Here at iResQ, we're flooded with many repair requests a day, and by simply perusing the types of requests on display, we're able to identify certain repair trends among our customers and therefore, we must assume, the broader population. One request we've been noticing involves the iPhone 5c headphone jack not working. Customers will write us in varying states of distress explaining that they're no longer able to listen to music on their phone, because the jack that once worked perfectly now appears to be defective. But before you ship your device in to us requesting a jack repair, we suggest following these troubleshooting steps:
- Check to make sure it's actually the jack that's not working. It can be easy to blame a problem that actually lies with your headphones on the iPhone. For instance, we had one customer recently who sent his iPod in for a jack repair because his earpiece was only playing music out of one ear. Now in that case, the real issue lay with the headphones, and the fact that they were nearing the end of their life cycle. Fortunately for iPhone users out there, the method of testing if your jack or your headphones are at fault couldn't be easier: Simply swap out your headphones with a friends'. If the problem persists, then the jack is likely the issue. If not, your headphones are to blame.

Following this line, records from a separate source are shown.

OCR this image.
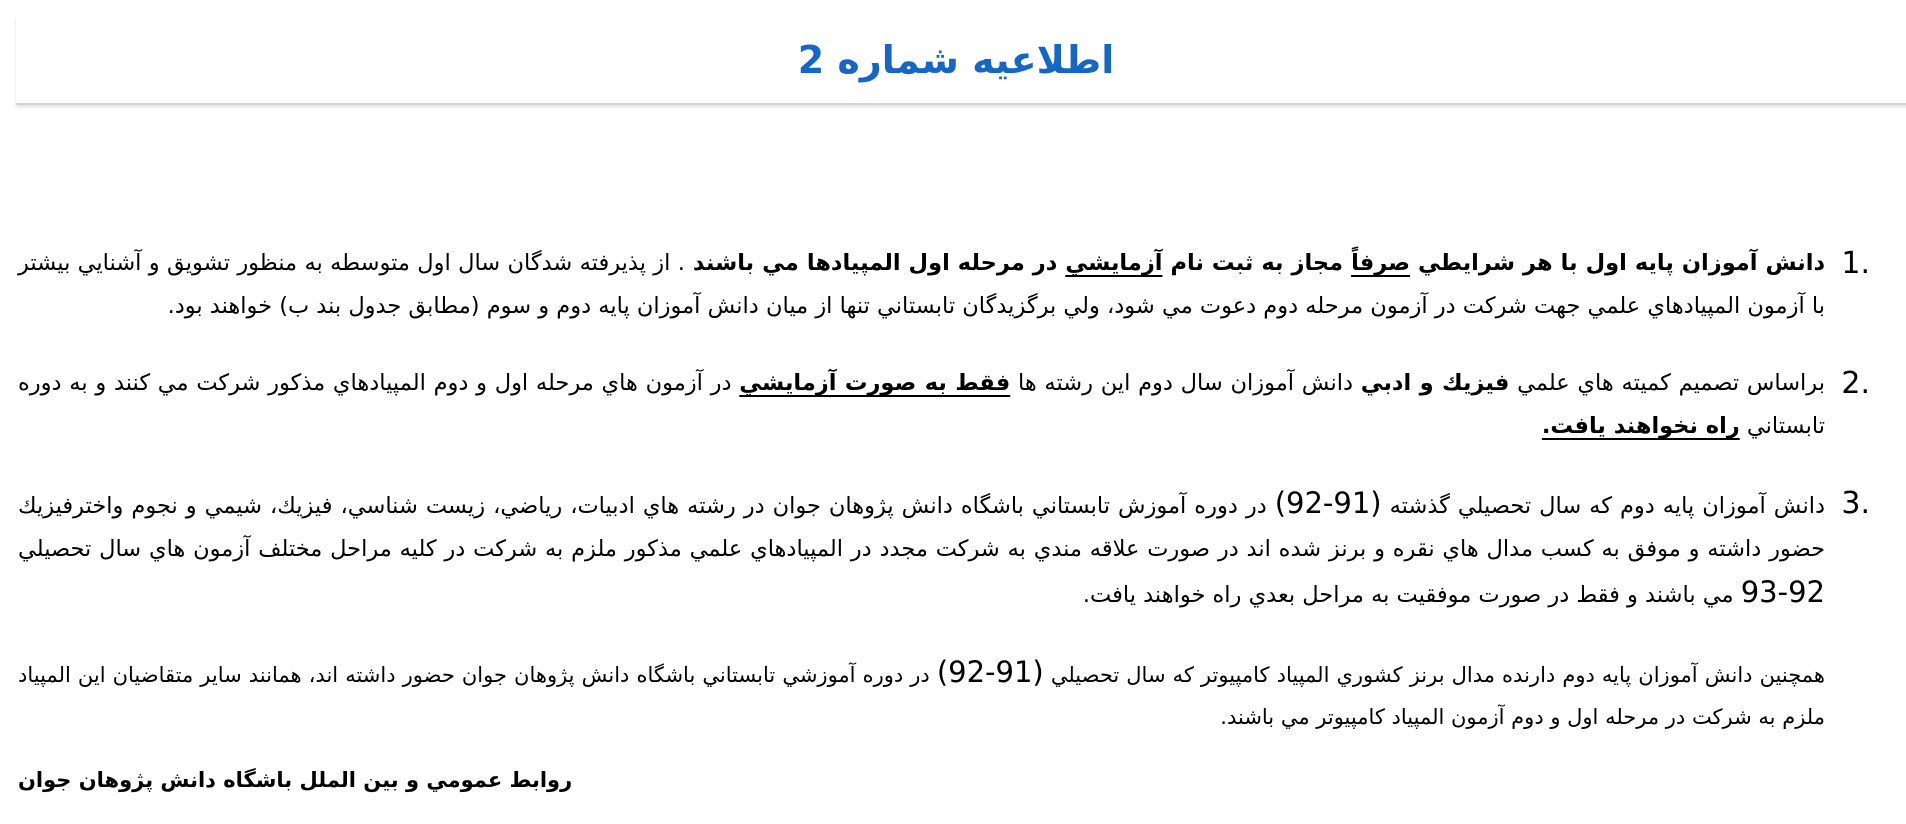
اطلاعيه شماره 2
1.
دانش آموزان پايه اول با هر شرايطي صرفاً مجاز به ثبت نام آزمايشي در مرحله اول المپيادها مي باشند . از پذيرفته شدگان سال اول متوسطه به منظور تشويق و آشنايي بيشتر با آزمون المپيادهاي علمي جهت شركت در آزمون مرحله دوم دعوت مي شود، ولي برگزيدگان تابستاني تنها از ميان دانش آموزان پايه دوم و سوم (مطابق جدول بند ب) خواهند بود.
2.
براساس تصميم كميته هاي علمي فيزيك و ادبي دانش آموزان سال دوم اين رشته ها فقط به صورت آزمايشي در آزمون هاي مرحله اول و دوم المپيادهاي مذكور شركت مي كنند و به دوره تابستاني راه نخواهند يافت.
3.
دانش آموزان پايه دوم كه سال تحصيلي گذشته (92-91) در دوره آموزش تابستاني باشگاه دانش پژوهان جوان در رشته هاي ادبيات، رياضي، زيست شناسي، فيزيك، شيمي و نجوم واخترفيزيك حضور داشته و موفق به كسب مدال هاي نقره و برنز شده اند در صورت علاقه مندي به شركت مجدد در المپيادهاي علمي مذكور ملزم به شركت در كليه مراحل مختلف آزمون هاي سال تحصيلي 93-92 مي باشند و فقط در صورت موفقيت به مراحل بعدي راه خواهند يافت.

همچنين دانش آموزان پايه دوم دارنده مدال برنز كشوري المپياد كامپيوتر كه سال تحصيلي (92-91) در دوره آموزشي تابستاني باشگاه دانش پژوهان جوان حضور داشته اند، همانند ساير متقاضيان اين المپياد ملزم به شركت در مرحله اول و دوم آزمون المپياد كامپيوتر مي باشند.

روابط عمومي و بين الملل باشگاه دانش پژوهان جوان
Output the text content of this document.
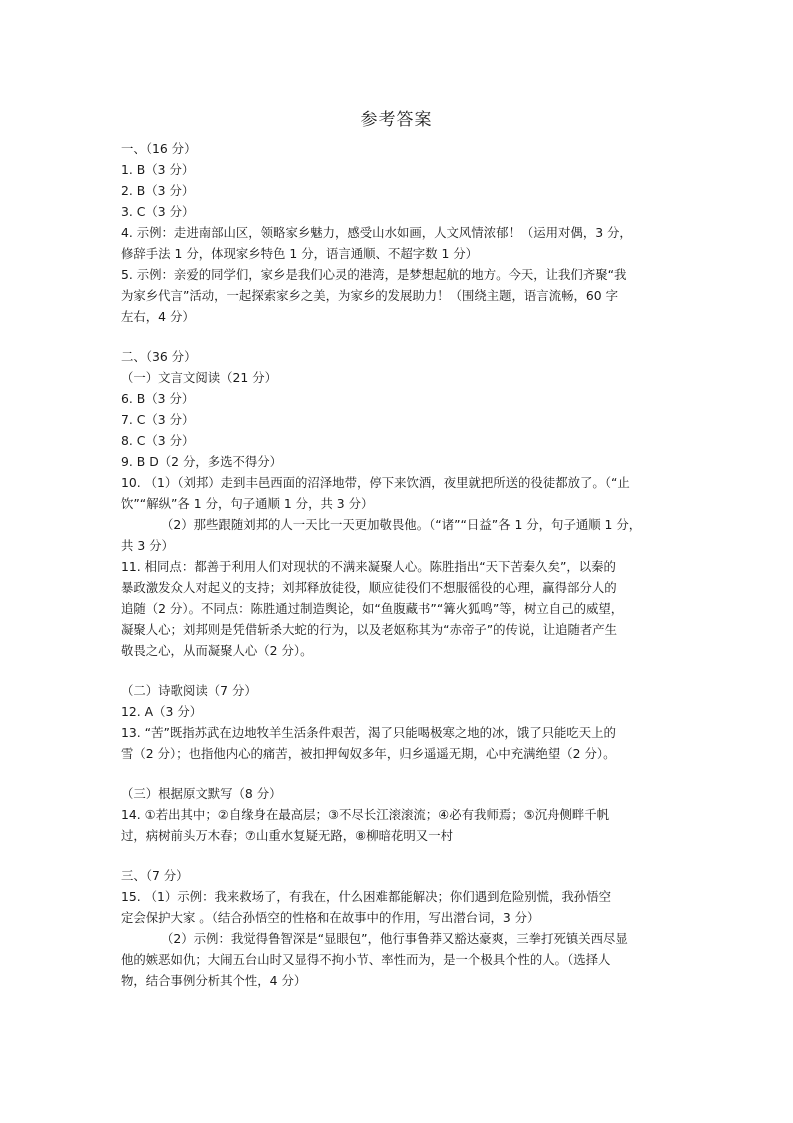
参考答案
一、（16 分）
1. B（3 分）
2. B（3 分）
3. C（3 分）
4. 示例：走进南部山区，领略家乡魅力，感受山水如画，人文风情浓郁！（运用对偶，3 分，
修辞手法 1 分，体现家乡特色 1 分，语言通顺、不超字数 1 分）
5. 示例：亲爱的同学们，家乡是我们心灵的港湾，是梦想起航的地方。今天，让我们齐聚“我
为家乡代言”活动，一起探索家乡之美，为家乡的发展助力！（围绕主题，语言流畅，60 字
左右，4 分）
二、（36 分）
（一）文言文阅读（21 分）
6. B（3 分）
7. C（3 分）
8. C（3 分）
9. B D（2 分，多选不得分）
10. （1）（刘邦）走到丰邑西面的沼泽地带，停下来饮酒，夜里就把所送的役徒都放了。（“止
饮”“解纵”各 1 分，句子通顺 1 分，共 3 分）
（2）那些跟随刘邦的人一天比一天更加敬畏他。（“诸”“日益”各 1 分，句子通顺 1 分，
共 3 分）
11. 相同点：都善于利用人们对现状的不满来凝聚人心。陈胜指出“天下苦秦久矣”，以秦的
暴政激发众人对起义的支持；刘邦释放徒役，顺应徒役们不想服徭役的心理，赢得部分人的
追随（2 分）。不同点：陈胜通过制造舆论，如“鱼腹藏书”“篝火狐鸣”等，树立自己的威望，
凝聚人心；刘邦则是凭借斩杀大蛇的行为，以及老妪称其为“赤帝子”的传说，让追随者产生
敬畏之心，从而凝聚人心（2 分）。
（二）诗歌阅读（7 分）
12. A（3 分）
13. “苦”既指苏武在边地牧羊生活条件艰苦，渴了只能喝极寒之地的冰，饿了只能吃天上的
雪（2 分）；也指他内心的痛苦，被扣押匈奴多年，归乡遥遥无期，心中充满绝望（2 分）。
（三）根据原文默写（8 分）
14. ①若出其中；②自缘身在最高层；③不尽长江滚滚流；④必有我师焉；⑤沉舟侧畔千帆
过，病树前头万木春；⑦山重水复疑无路，⑧柳暗花明又一村
三、（7 分）
15. （1）示例：我来救场了，有我在，什么困难都能解决；你们遇到危险别慌，我孙悟空
定会保护大家 。（结合孙悟空的性格和在故事中的作用，写出潜台词，3 分）
（2）示例：我觉得鲁智深是“显眼包”，他行事鲁莽又豁达豪爽，三拳打死镇关西尽显
他的嫉恶如仇；大闹五台山时又显得不拘小节、率性而为，是一个极具个性的人。（选择人
物，结合事例分析其个性，4 分）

- Clean the jack to ensure optimal functionality. An iPhone jack is tiny, and the outside materials that can get lodged therein can be even tinier. Sometimes enough foreign matter can accumulate in the hack to limit or outright disrupt functionality. In this case, a cleaning is in order, and fortunately for you it's something that requires few tools. Over at CNET, they recommend a paperclip, which, when properly bent, can be lowered into the jack to remove the problem material. This is a precarious procedure and must be done with care, or else you risk causing damage to the interior of the jack with the paperclip. If you're looking to give your jack a more general cleaning, a q-tip can work wonders. The nice thing about this method is that, unlike a paperclip, nothing about the q-tip poses a threat to the interior of the device.
Consider both of these things before jumping to the conclusion that your jack needs to be replaced.